A big focus at the moment is her role as senior advisor to LifePosts, a platform for commemorating people and milestones that came out of beta last month. “It’s the one true start-up that I’ve committed to side-by-side with the founder [Steve Waldman, journalist, entrepreneur and her friend since middle school],” she says.
Zalaznick also founded The LZ Sunday Paper, a newsletter by and about women in business, politics, digital, film, TV, fashion, sports and pop culture. An edited version of her conversation with B&C’s Melissa Grego follows.

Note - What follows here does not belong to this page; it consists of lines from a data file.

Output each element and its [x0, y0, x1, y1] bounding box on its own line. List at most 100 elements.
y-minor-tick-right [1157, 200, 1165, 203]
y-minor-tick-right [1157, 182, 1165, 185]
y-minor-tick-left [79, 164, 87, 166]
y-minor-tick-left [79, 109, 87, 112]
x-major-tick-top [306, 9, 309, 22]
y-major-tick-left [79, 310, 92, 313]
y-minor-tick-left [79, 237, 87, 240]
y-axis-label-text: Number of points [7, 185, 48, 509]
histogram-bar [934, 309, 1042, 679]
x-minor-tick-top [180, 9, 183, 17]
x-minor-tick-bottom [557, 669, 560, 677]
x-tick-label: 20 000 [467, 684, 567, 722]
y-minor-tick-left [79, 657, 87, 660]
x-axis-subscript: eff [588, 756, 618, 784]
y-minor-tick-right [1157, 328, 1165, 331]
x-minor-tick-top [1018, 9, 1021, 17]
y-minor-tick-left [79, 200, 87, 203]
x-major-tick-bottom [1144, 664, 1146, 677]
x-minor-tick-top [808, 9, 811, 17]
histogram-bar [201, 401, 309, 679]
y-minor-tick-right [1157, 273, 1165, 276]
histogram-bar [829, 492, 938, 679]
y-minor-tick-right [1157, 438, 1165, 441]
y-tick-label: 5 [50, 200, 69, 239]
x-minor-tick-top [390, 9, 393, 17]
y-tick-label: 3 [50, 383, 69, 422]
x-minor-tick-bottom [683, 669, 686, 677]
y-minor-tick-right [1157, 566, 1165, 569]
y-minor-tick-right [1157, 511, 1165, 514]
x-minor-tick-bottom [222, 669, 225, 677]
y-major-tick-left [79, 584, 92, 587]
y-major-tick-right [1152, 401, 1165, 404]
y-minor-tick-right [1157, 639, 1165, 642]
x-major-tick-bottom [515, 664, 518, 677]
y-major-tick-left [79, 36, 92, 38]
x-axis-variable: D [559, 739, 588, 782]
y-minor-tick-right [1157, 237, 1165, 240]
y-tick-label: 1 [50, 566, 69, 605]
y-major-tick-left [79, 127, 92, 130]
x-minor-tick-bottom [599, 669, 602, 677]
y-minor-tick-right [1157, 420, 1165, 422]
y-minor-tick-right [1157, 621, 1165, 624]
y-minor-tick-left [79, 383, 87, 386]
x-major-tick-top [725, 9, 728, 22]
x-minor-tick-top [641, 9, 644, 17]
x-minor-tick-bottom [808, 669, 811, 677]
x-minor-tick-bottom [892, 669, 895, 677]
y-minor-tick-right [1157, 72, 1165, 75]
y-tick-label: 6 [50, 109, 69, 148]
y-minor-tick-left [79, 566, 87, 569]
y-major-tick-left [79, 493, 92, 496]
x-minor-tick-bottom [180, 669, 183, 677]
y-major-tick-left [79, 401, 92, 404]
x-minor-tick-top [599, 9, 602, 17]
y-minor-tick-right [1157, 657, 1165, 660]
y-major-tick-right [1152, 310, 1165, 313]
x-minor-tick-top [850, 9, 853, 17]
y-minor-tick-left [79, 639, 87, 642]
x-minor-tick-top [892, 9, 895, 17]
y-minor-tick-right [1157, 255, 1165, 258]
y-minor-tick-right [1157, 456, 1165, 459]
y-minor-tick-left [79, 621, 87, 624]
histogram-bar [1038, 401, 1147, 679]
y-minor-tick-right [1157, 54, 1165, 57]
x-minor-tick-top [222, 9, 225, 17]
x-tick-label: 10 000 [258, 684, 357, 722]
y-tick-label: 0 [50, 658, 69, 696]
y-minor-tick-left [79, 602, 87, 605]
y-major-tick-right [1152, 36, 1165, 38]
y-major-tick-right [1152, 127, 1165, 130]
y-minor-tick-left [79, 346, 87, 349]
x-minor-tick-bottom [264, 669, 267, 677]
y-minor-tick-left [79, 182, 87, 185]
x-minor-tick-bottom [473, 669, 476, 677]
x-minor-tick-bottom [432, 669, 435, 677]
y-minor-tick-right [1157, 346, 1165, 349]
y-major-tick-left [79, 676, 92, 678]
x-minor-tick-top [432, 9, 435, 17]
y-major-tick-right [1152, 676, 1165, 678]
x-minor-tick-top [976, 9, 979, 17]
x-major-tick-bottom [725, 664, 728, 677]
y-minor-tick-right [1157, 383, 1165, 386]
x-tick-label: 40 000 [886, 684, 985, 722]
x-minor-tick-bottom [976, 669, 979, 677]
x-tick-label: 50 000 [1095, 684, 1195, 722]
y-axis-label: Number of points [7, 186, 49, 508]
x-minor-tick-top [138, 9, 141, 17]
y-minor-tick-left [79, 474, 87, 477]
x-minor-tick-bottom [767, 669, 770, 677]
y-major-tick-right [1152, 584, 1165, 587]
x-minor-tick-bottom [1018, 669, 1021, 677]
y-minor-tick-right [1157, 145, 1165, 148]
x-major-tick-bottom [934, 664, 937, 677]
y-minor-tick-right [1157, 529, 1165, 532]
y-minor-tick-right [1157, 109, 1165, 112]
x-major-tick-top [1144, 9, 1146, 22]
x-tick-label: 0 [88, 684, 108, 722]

Why did you start The LZ Sunday Paper?
I started The LZ Sunday Paper as a little bit of a personally creative and intellectual outlet. It is a huge benefit of being outside the corporate realm. As much as it’s en vogue for CEOs to blog and tweet, I think there’s a lot of good reasons not to.
There is so much great information about and by women in business and culture that just sorting through it, I was slightly less busy for one second and I could essentially read the Internet and process it every week. It was a delight to try to do that.
You’ve said you don’t see it as a business, but it does take a lot of focus and energy and you describe yourself as the CEO and founder. Do you still not see LZ Sunday Paper as a business?
It’s an incredible way to reach a lot of extremely engaged influential men and women in media and technology businesses, and I think the value is in that. I have zero plans to sell click-through ads.…What I’d like to do is continue to expand the readership and make it a lot more sound from a technology platform basis.
There’s a momentary rush in announcing [a personal event] on social media. A hundred likes, 500 likes. Great. But it disappears from your newsfeed. Sentiments are lost.…This is a way to capitalize on the power and strength of social media while incorporating personal tributes and history into the fabric of everyday life.
In the time since you left NBCU, the landscape has changed quite a bit. Where do you see the greatest opportunity, especially as you work with start-ups?
I’m a big believer in traditional media.…I’m not a big media naysayer. I really respect it, I’ve grown up in it, I love it, I’m really good at it. What I do for self-interest and a new kind of passion and expertise is new content start-up culture.
I really like the idea of small, passionate, affinity groups-driven content rising up in the landscape and becoming the big media companies of the future. It’s not like I look at small companies and say “that’s adorable” and hope they stay small. I really think some of them are going to either blossom and grow to be enormous or they will be bundled or aggregated.
Would you go back to a corporate role at a major media company?
I actually tend to do what’s in front of me right in that moment, and I’ve never in my life had much of a long-term plan. I feel like the most important thing to me is the actual specific opportunity.… It’s more about an open, general mind-set about any interesting and big growth opportunity that surrounds content and audience.